The term “public domain” is often tossed around in the context of copyright law without any real elaboration on what it means. The basic notion is that, at some point, copyright protection ends. This is one reason why books such as Jane Austen’s Pride and Prejudice or Mark Twain’s The Adventure of Huckleberry Finn are now so widely available.
But when does a work protected by copyright enter the public domain and exactly does that happen? In this post, we will use a Q & A format to inform you about some of these details
Is there an international standard for how long a creative work is protected by copyright?

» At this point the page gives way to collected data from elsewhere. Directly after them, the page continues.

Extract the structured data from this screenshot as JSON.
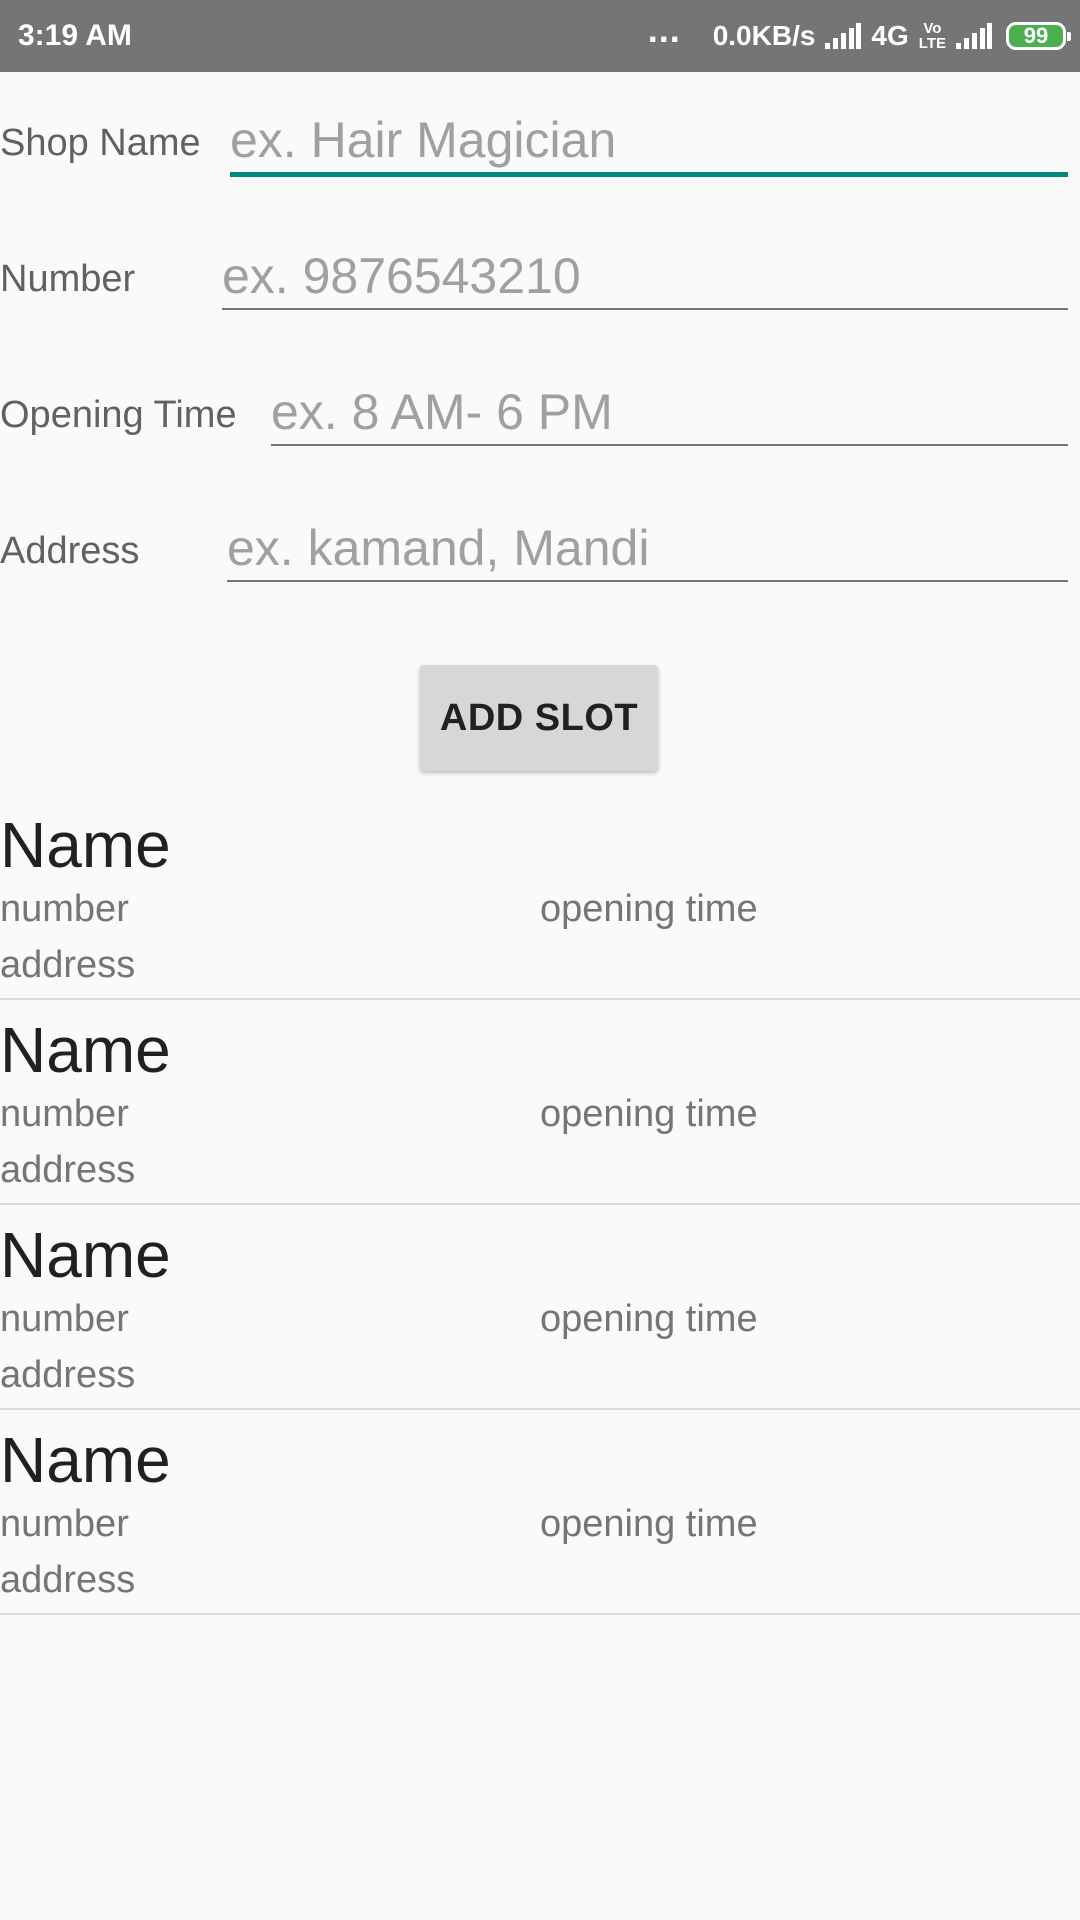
{
  "status_bar": {
    "time": "3:19 AM",
    "more": "...",
    "speed": "0.0KB/s",
    "network": "4G",
    "volte_top": "Vo",
    "volte_bottom": "LTE",
    "battery": "99",
    "icons": [
      "signal-icon",
      "signal-icon",
      "battery-icon"
    ]
  },
  "form": {
    "shop_name": {
      "label": "Shop Name",
      "placeholder": "ex. Hair Magician",
      "value": ""
    },
    "number": {
      "label": "Number",
      "placeholder": "ex. 9876543210",
      "value": ""
    },
    "opening_time": {
      "label": "Opening Time",
      "placeholder": "ex. 8 AM- 6 PM",
      "value": ""
    },
    "address": {
      "label": "Address",
      "placeholder": "ex. kamand, Mandi",
      "value": ""
    },
    "accent_color": "#00897b"
  },
  "add_slot_button": "ADD SLOT",
  "slots": [
    {
      "name": "Name",
      "number": "number",
      "opening_time": "opening time",
      "address": "address"
    },
    {
      "name": "Name",
      "number": "number",
      "opening_time": "opening time",
      "address": "address"
    },
    {
      "name": "Name",
      "number": "number",
      "opening_time": "opening time",
      "address": "address"
    },
    {
      "name": "Name",
      "number": "number",
      "opening_time": "opening time",
      "address": "address"
    }
  ]
}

Yes. The standard that applies internationally is generally the life of the author, plus another 50 years.
In practice, this means that many creative works don’t reach much of an audience in the public domain. That’s because, with the exception of certain time-tested classics, most works are quite ephemeral. The audience for them, 50 years after the author’s death, is apt to be small or even nonexistent.
Are there any U.S.-specific laws on copyrighted works?
Yes. In 1998, Passed the Copyright Term Extension Act (CTEA). This law increases the copyright length by another 20 years from the international standard, to 70 years after the author’s death.
The CTEA law is sometimes called the “Mickey Mouse” extension. This is because it gave the heirs of Walt Disney another 20 years of copyright coverage on the famed mouse.
Are there any further modifications of U.S. copyright law planned?
Neither the music recording industry nor the film industry appears to be pushing proposals for Congress extend the copyright period even further.
If anything, there is some support from for rolling back the current lengthy. The support for this comes from the Author’s Guild, which represents writers.